Taking on the wife’s name or surname after marriage seems like a positive step. but how big a difference does it really make?
Dear ol’ William Shakespeare once said ‘What’s in a name?’ Had he been around to see the hullabaloo created around Anand Ahuja, now Anand S. Ahuja’s name change, he would have grabbed a quill and frantically scratched out the question. The latest high-profile wedding in tinsel town set tongues wagging not just because it saw the ever stylish Sonam Kapoor tie the knot with her fashion forward beau, Anand Ahuja. It was the post-nuptial name changing that created an uproar. While Sonam K. Ahuja was initially criticised by some sections for taking on her husband’s surname, Anand was looked at in a new light. Here was a man who had done the unthinkable: he added his wife’s name to his on Instagram. While it is something that makes one bat an eyelid, Anand isn’t the only gentleman to have made the unorthodox move.
Abhishek Dave, an overseas education consultant, reveals that after his marriage in 2016, he too added his wife’s name, Shweta, after his name on Facebook. When quizzed about the reason behind the move, he says, “Back then I did it in the heat of the moment, but then I felt like keeping it. Actually my wife added my surname on Facebook first and I thought it unfair that only women change their names. We’re sharing our life rather than me taking over hers. That’s why I felt like doing it.” The 29-year-old says his friends have largely been supportive and appreciative of his decision. However, neither he, nor his wife, have legally altered their names. Abhishek says he wouldn’t mind taking on his wife’s name legally, but is hesitant to do so because of the tremendous paperwork involved.

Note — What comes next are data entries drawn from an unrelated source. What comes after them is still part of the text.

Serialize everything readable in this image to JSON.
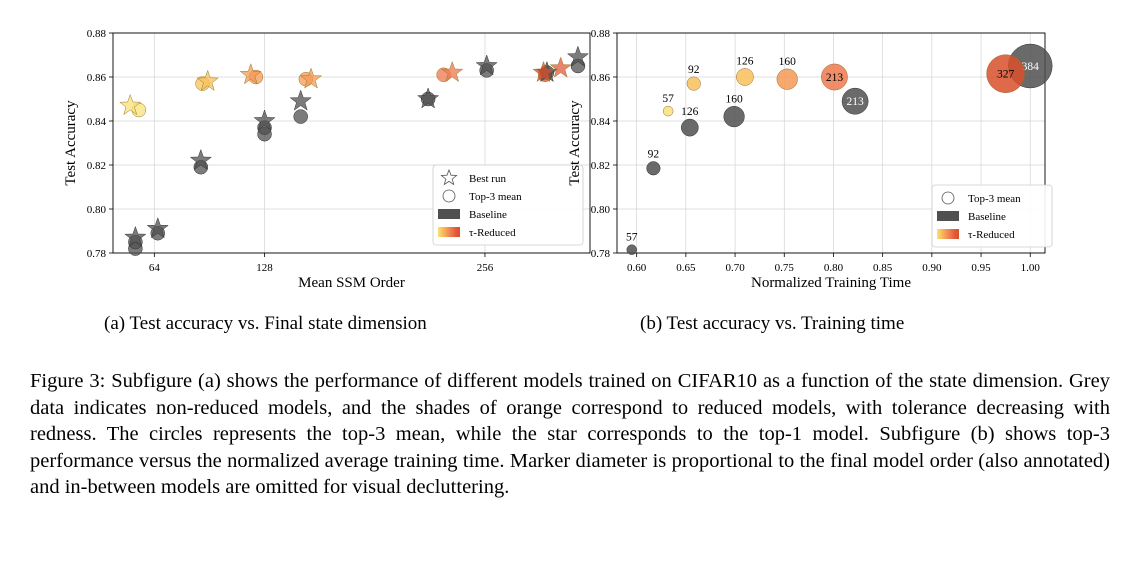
{
  "palette": {
    "baseline": "#505050",
    "reduced_scale": [
      "#f9e27a",
      "#f8c15a",
      "#f49a55",
      "#ee7a4f",
      "#e35a3a",
      "#d84f2c"
    ]
  },
  "chart_data": [
    {
      "id": "a",
      "type": "scatter",
      "caption": "(a) Test accuracy vs. Final state dimension",
      "xlabel": "Mean SSM Order",
      "ylabel": "Test Accuracy",
      "xlim": [
        40,
        317
      ],
      "ylim": [
        0.78,
        0.88
      ],
      "xticks": [
        64,
        128,
        256
      ],
      "yticks": [
        0.78,
        0.8,
        0.82,
        0.84,
        0.86,
        0.88
      ],
      "ytick_labels": [
        "0.78",
        "0.80",
        "0.82",
        "0.84",
        "0.86",
        "0.88"
      ],
      "legend": {
        "position": "lower-right",
        "entries": [
          "Best run",
          "Top-3 mean",
          "Baseline",
          "τ-Reduced"
        ]
      },
      "series": [
        {
          "name": "Baseline best run",
          "marker": "star",
          "group": "baseline",
          "points": [
            [
              53,
              0.787
            ],
            [
              66,
              0.791
            ],
            [
              91,
              0.822
            ],
            [
              128,
              0.84
            ],
            [
              149,
              0.849
            ],
            [
              223,
              0.85
            ],
            [
              257,
              0.865
            ],
            [
              292,
              0.862
            ],
            [
              310,
              0.869
            ]
          ]
        },
        {
          "name": "Baseline top-3 mean",
          "marker": "circle",
          "group": "baseline",
          "points": [
            [
              53,
              0.782
            ],
            [
              53,
              0.785
            ],
            [
              66,
              0.789
            ],
            [
              91,
              0.819
            ],
            [
              128,
              0.834
            ],
            [
              128,
              0.837
            ],
            [
              149,
              0.842
            ],
            [
              223,
              0.85
            ],
            [
              257,
              0.863
            ],
            [
              292,
              0.862
            ],
            [
              310,
              0.865
            ]
          ]
        },
        {
          "name": "τ-Reduced best run",
          "marker": "star",
          "group": "reduced",
          "points": [
            [
              50,
              0.847,
              0
            ],
            [
              95,
              0.858,
              1
            ],
            [
              120,
              0.861,
              2
            ],
            [
              155,
              0.859,
              2
            ],
            [
              237,
              0.862,
              3
            ],
            [
              290,
              0.862,
              5
            ],
            [
              300,
              0.864,
              4
            ]
          ]
        },
        {
          "name": "τ-Reduced top-3 mean",
          "marker": "circle",
          "group": "reduced",
          "points": [
            [
              55,
              0.845,
              0
            ],
            [
              92,
              0.857,
              1
            ],
            [
              123,
              0.86,
              2
            ],
            [
              152,
              0.859,
              2
            ],
            [
              232,
              0.861,
              3
            ],
            [
              291,
              0.861,
              5
            ]
          ]
        }
      ]
    },
    {
      "id": "b",
      "type": "scatter",
      "caption": "(b) Test accuracy vs. Training time",
      "xlabel": "Normalized Training Time",
      "ylabel": "Test Accuracy",
      "xlim": [
        0.58,
        1.015
      ],
      "ylim": [
        0.78,
        0.88
      ],
      "xticks": [
        0.6,
        0.65,
        0.7,
        0.75,
        0.8,
        0.85,
        0.9,
        0.95,
        1.0
      ],
      "xtick_labels": [
        "0.60",
        "0.65",
        "0.70",
        "0.75",
        "0.80",
        "0.85",
        "0.90",
        "0.95",
        "1.00"
      ],
      "yticks": [
        0.78,
        0.8,
        0.82,
        0.84,
        0.86,
        0.88
      ],
      "ytick_labels": [
        "0.78",
        "0.80",
        "0.82",
        "0.84",
        "0.86",
        "0.88"
      ],
      "legend": {
        "position": "lower-right",
        "entries": [
          "Top-3 mean",
          "Baseline",
          "τ-Reduced"
        ]
      },
      "series": [
        {
          "name": "Baseline top-3 mean",
          "marker": "circle",
          "group": "baseline",
          "points": [
            {
              "x": 0.595,
              "y": 0.7815,
              "order": 57,
              "label": "57",
              "label_pos": "above"
            },
            {
              "x": 0.617,
              "y": 0.8185,
              "order": 92,
              "label": "92",
              "label_pos": "above"
            },
            {
              "x": 0.654,
              "y": 0.837,
              "order": 126,
              "label": "126",
              "label_pos": "above"
            },
            {
              "x": 0.699,
              "y": 0.842,
              "order": 160,
              "label": "160",
              "label_pos": "above"
            },
            {
              "x": 0.822,
              "y": 0.849,
              "order": 213,
              "label": "213",
              "label_pos": "center"
            },
            {
              "x": 1.0,
              "y": 0.865,
              "order": 384,
              "label": "384",
              "label_pos": "center"
            }
          ]
        },
        {
          "name": "τ-Reduced top-3 mean",
          "marker": "circle",
          "group": "reduced",
          "points": [
            {
              "x": 0.632,
              "y": 0.8445,
              "order": 57,
              "label": "57",
              "label_pos": "above",
              "shade": 0
            },
            {
              "x": 0.658,
              "y": 0.857,
              "order": 92,
              "label": "92",
              "label_pos": "above",
              "shade": 1
            },
            {
              "x": 0.71,
              "y": 0.86,
              "order": 126,
              "label": "126",
              "label_pos": "above",
              "shade": 1
            },
            {
              "x": 0.753,
              "y": 0.859,
              "order": 160,
              "label": "160",
              "label_pos": "above",
              "shade": 2
            },
            {
              "x": 0.801,
              "y": 0.86,
              "order": 213,
              "label": "213",
              "label_pos": "center",
              "shade": 3
            },
            {
              "x": 0.975,
              "y": 0.8615,
              "order": 327,
              "label": "327",
              "label_pos": "center",
              "shade": 5
            }
          ]
        }
      ]
    }
  ],
  "figure_caption": "Figure 3: Subfigure (a) shows the performance of different models trained on CIFAR10 as a function of the state dimension. Grey data indicates non-reduced models, and the shades of orange correspond to reduced models, with tolerance decreasing with redness. The circles represents the top-3 mean, while the star corresponds to the top-1 model. Subfigure (b) shows top-3 performance versus the normalized average training time. Marker diameter is proportional to the final model order (also annotated) and in-between models are omitted for visual decluttering."
}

So, does this amount to mere tokenism then? After all, women have been changing their names legally for generations. Activist and lawyer, Abha Singh, feels that in order to make a substantial impact on society, men should go the distance and add their wives surnames legally. Just a social media-driven change isn’t enough. “Legally adding your wife’s surname would help her retain her maiden name and identity. What happens post marriage is that women not only take on their husband’s surname, but his name too. So the woman’s family name is completely lost.” Abha feels that retaining the woman’s maiden name after marriage would help change the ‘ladki toh paraya dhan hai’ mindset. “The girls’ parents would feel that their legacy too would continue. Maybe this will help reduce the pressure of having a male child. If practiced on a wider scale, this practice could prove to be a great leveller in the long run,” says Abha.

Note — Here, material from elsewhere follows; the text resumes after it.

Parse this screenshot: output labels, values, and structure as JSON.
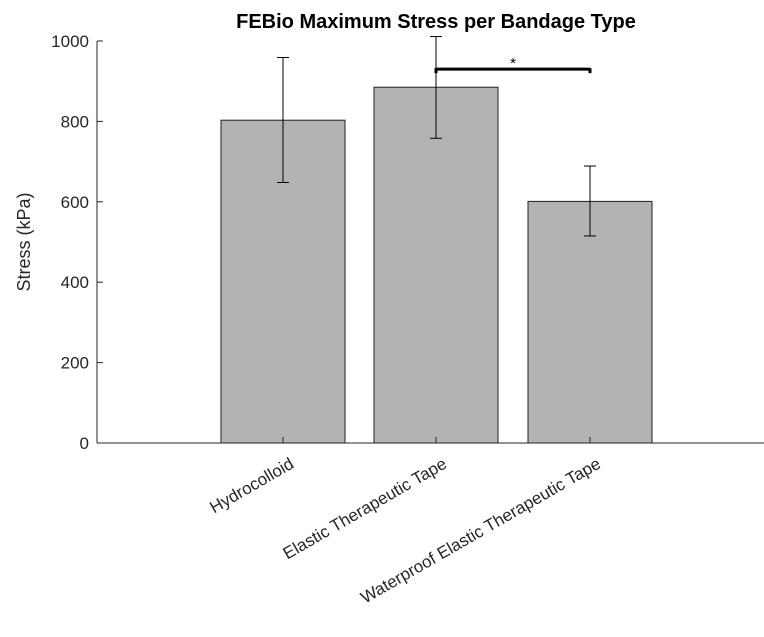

Author Kiran Manral is less severe in her view of the situation. She says, “Getting names changed legally is a big hassle in this country. So it’s really a person’s individual call. Let’s appreciate the tokenism, if we’re calling it tokenism. Or let’s just appreciate the gesture. These are not battles we are really fighting.” Explaining her viewpoint further, Kiran says, “These conversations around men adding their wives names happen in a very insulated, privileged, urban bubble. It’s a start but look at the kind of society we’re living in. A woman doesn’t even have the right to fall in love with someone from another religion. In our society, a woman’s right to agency is completely nullified, even when she is legally an adult. Our battles are much larger. Let’s not lose sight of the larger conversations that should be happening.”
This train of thought is echoed by academic Shiv Visvanathan, who believes that this equality and reciprocity between a husband and wife has to penetrate all sections of society and must exist in other areas of life as well. He says, “While it adds some value, I don’t know how substantial it is in a society like ours. Right now, this trend is trapped in a few small enclaves where men and women do understand each other. Equality has to be reflected in wider areas, like within the structure of the family, within the sharing of responsibilities, within law. It has to be expressed in the nature of everyday relationships.”
So guys, if you are planning on adding your wife’s name or surname after marriage, kudos to you. But if you want to be a real instrument of change, something simple, but thoughtful like dividing household chores is just as powerful and important a move.